Tips for Helping a Toddler Be Safe Around Dogs

Dogs… big, small, scruffy, sleek, short-haired, long-haired, big ears, fluffy ears, waggy tails and wet noses, many families consider a dog as the perfect family pet. They are great companions, a real motivator for going outdoors, enjoying fresh air and nature and they’re also a great way to teach a child about caring for another being.

Even if you’re not considering getting a dog any time soon, the chances are that your little one will be meeting dogs on a fairly regular basis, either with friends or family or just on a trip to the park.

So, how do you help introduce dogs to a baby or toddler in a way that’s safe, respectful and happy? We asked our friends at Dogs for Good, a charity supporting children and adults with physical disabilities and families with an autistic child for their top tips on safe interactions with a dog.

First things first; never leave a child unsupervised with a dog. Dogs and children can both be unpredictable and an accident can happen in a split second. Dogs are wonderful creatures and make rewarding companion animals but they are also sensitive and emotional beings with different needs and different ways of communicating than humans. It’s therefore really important that as adults, we are able to understand their cues, signals and body language as this will help us manage and minimise any stress and allow us to build positive relationships between ourselves, our children and our dogs.

 

Before you meet dogs

You can start creating a positive relationship with a dog, even before your child meets a dog. Talking about dogs, reading story books featuring dogs or using puppets to talk about dogs is a good way to start. You can cover things like how dogs like to be petted, how to say hello to a dog and how dogs are likely to behave. All these things can really help a young child understand about what dogs like, what dogs don’t like and how to support them.

 

Understanding dog language

Dogs will whine or bark or growl to communicate their needs but these vocal communications are often last resorts; a huge amount of what they are trying to tell us is through their body language.  Understanding the subtle cues our dogs give us can help to ensure that we respond appropriately when they are feeling stressed or anxious and enable us to prevent these situations from arising. It also helps us to know when they’re happy and relaxed!
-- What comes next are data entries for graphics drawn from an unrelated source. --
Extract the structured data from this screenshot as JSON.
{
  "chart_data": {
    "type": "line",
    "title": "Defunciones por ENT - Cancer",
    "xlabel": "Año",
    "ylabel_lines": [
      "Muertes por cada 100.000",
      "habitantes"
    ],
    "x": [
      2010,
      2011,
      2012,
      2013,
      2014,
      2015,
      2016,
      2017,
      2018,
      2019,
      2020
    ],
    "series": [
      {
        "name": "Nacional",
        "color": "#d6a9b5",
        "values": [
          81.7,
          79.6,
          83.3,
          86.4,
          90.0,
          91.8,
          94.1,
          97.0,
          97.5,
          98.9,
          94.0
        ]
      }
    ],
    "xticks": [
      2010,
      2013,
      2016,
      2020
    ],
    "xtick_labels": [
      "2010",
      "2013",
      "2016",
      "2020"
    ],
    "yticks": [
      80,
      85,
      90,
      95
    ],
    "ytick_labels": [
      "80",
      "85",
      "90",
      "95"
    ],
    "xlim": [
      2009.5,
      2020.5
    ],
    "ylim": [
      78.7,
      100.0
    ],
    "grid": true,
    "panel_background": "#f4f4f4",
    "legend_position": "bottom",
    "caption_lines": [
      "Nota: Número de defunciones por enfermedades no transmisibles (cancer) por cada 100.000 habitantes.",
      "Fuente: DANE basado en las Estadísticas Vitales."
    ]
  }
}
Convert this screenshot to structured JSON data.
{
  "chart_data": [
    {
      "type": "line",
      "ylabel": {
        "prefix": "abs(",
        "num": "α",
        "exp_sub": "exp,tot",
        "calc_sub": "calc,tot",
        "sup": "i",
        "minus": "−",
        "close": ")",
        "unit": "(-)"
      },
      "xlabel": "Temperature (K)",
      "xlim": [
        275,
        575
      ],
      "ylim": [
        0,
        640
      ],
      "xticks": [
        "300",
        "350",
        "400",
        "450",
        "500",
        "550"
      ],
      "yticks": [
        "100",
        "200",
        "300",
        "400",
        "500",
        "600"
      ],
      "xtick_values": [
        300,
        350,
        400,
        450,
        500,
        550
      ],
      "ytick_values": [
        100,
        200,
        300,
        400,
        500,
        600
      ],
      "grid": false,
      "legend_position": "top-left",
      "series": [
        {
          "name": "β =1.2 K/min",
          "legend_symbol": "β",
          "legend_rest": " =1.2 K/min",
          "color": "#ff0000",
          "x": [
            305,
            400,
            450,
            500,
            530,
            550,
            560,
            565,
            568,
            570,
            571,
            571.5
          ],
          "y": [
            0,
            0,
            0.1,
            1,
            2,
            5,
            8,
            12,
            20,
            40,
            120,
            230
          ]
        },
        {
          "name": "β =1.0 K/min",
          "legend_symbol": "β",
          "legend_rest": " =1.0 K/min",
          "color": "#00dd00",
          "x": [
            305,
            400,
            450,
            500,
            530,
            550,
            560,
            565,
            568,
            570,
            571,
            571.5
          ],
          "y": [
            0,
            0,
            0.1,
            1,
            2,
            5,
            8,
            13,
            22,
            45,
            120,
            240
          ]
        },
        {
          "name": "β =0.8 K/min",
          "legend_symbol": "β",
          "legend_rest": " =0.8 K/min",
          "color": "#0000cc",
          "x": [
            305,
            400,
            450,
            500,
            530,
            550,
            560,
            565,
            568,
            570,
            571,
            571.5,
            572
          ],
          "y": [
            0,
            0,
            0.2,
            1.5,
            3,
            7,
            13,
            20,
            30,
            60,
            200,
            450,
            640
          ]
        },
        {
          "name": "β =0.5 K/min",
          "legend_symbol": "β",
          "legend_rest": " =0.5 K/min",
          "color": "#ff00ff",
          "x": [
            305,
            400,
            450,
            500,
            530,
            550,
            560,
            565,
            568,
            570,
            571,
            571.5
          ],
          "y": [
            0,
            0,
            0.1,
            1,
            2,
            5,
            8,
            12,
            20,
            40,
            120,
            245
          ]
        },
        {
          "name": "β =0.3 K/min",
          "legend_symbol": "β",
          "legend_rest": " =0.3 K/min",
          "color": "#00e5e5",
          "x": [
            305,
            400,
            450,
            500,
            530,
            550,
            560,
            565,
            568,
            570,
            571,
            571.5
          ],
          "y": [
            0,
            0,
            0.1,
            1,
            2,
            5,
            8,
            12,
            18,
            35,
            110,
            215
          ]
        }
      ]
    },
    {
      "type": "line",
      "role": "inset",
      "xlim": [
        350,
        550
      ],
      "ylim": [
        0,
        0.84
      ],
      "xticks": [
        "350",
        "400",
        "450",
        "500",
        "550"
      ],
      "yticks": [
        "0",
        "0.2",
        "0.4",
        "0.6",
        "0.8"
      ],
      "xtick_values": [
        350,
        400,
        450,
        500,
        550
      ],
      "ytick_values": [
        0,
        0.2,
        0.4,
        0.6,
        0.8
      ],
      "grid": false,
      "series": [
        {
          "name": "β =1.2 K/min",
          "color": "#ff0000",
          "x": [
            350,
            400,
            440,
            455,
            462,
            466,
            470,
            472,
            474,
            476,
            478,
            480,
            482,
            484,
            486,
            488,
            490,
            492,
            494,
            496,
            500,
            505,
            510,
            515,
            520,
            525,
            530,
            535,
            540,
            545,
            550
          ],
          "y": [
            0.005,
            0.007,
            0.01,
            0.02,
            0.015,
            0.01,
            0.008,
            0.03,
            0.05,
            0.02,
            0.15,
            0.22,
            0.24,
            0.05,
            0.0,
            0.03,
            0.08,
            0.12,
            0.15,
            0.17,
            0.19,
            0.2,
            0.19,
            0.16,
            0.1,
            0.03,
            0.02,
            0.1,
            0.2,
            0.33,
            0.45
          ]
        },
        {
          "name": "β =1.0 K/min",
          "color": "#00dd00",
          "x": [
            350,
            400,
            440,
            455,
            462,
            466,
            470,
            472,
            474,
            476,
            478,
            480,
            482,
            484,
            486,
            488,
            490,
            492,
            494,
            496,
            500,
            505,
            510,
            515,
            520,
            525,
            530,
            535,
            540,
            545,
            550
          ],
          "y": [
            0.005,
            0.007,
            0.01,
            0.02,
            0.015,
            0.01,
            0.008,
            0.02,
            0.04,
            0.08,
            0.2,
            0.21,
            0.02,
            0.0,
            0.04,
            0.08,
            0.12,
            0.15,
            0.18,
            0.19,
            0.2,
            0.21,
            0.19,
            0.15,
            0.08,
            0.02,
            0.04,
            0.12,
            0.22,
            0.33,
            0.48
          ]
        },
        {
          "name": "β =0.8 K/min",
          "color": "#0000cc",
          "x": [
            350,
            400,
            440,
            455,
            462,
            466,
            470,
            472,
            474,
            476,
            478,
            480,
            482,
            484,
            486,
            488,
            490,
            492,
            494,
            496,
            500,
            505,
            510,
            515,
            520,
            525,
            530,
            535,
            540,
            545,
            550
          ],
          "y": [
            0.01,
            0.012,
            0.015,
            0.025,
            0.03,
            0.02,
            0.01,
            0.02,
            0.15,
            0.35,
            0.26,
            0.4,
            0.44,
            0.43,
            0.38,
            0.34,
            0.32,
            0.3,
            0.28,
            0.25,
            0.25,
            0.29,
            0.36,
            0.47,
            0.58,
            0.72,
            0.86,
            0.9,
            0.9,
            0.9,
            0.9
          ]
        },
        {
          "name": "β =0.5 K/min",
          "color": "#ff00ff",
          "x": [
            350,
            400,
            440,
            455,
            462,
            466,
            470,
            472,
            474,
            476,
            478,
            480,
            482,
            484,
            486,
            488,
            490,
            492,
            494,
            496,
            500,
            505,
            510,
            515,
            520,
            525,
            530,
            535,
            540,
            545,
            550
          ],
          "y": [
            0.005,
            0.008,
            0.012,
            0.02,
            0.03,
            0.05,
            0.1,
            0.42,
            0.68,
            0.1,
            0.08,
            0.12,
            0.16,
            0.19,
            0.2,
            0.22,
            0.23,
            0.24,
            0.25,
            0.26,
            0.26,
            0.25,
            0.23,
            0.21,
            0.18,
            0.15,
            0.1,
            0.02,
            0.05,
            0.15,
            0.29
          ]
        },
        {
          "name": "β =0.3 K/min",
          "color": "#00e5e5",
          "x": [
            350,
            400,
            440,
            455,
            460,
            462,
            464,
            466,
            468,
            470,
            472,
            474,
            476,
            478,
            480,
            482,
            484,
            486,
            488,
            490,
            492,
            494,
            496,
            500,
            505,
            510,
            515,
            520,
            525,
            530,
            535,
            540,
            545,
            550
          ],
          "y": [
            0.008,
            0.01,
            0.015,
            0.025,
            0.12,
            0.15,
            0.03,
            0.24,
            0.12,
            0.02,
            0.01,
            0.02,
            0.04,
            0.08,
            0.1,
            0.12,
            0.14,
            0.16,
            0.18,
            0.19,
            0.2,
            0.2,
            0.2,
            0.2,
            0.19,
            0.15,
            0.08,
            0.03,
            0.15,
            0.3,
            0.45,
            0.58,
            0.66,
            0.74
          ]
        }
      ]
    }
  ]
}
Did you know that dogs will sometimes yawn when they are feeling stressed? Lip-licking and panting can also be signs that a dog is finding a situation difficult and a good response would be to stop what you’re doing and give the dog some space. A dog rolling onto their back might not be a request for a tummy rub; instead it can be to signal that they’re feeling threatened. Dogs for Good have a great article on the subtleties of doggy language in the Good Advice area of their website and this will help you understand what a dog is trying to communicate.

 

Creating safe spaces for children and dogs

Generally speaking, dogs like their environment to be calm and quiet…not necessarily the natural domain for toddlers and babies! Dogs for Good recommends that a pet dog always has a safe space or area that is their space alone. Ideally, this would be a crate but it could also be a room or area separated by a baby gate. The charity recommends ensuring that everyone in the family (however young) knows that when their dog is in that area, they should be allowed to rest without interruption. You could get your child involved in choosing the safe space; maybe they could draw pictures to show it’s the dog’s area or make some special treats for the dog to have when they are in their safe space.

 

Saying hello to a dog

When you’re first meeting a dog or a puppy, help your toddler understand how to behave by demonstrating yourself. It’s best to get down to their level – a wriggly puppy being held by someone little could easily be dropped! Let the dog or puppy approach you when they are ready. You don’t need to hold out a hand or pick them up as the puppy or dog will feel more confident if they can approach you on their own terms.

Once the puppy or dog approaches try giving a gentle stroke on the main body area so that the dog can see what’s going on. Talk to your child and guide little hands to help them understand. Make sure you give lots of praise as both the puppy and your child will grow in confidence if they understand they are doing the right thing! Don’t try and force any interactions as it’s best for both child and dog to go at a pace that is comfortable for them.

It’s helpful to know that most dogs don’t actually like being hugged.  So, while your toddler may be thinking this cute ball of fur is just like a real-life teddy, it’s good to talk to them about how and where a dog might like to be touched and equally, where they don’t like to be touched.

Obviously, being with a young puppy is fun and exciting and even fully-grown dogs can be excitable and bouncy!  This can sometimes make them quite frightening to young children so keep sessions with pups short and sweet. Puppies, like toddlers, will tire quickly!  Encourage gentle play and nothing too rough or boisterous as this can quickly get out of control and lead to unwanted behaviours from your dog (and child!).

Loud noises and running can also make a dog think that there is a reason to chase or jump up, which can quickly turn to being intimidating to a child, so try to encourage your child to behave calmly and quietly around dogs.

 

Meeting dogs out and about

If you regularly see dogs at your local park, it’s good to talk about the most appropriate way to behave around dogs.  Never allow your toddler to interact with an unknown  dog or greet a dog without asking their owner first as accidents can easily happen. If the owner is happy for you to say ‘hello’, ensure that there is close supervision.  Little people and dogs can easily become excitable and toddlers on unsteady feet may easily get knocked over.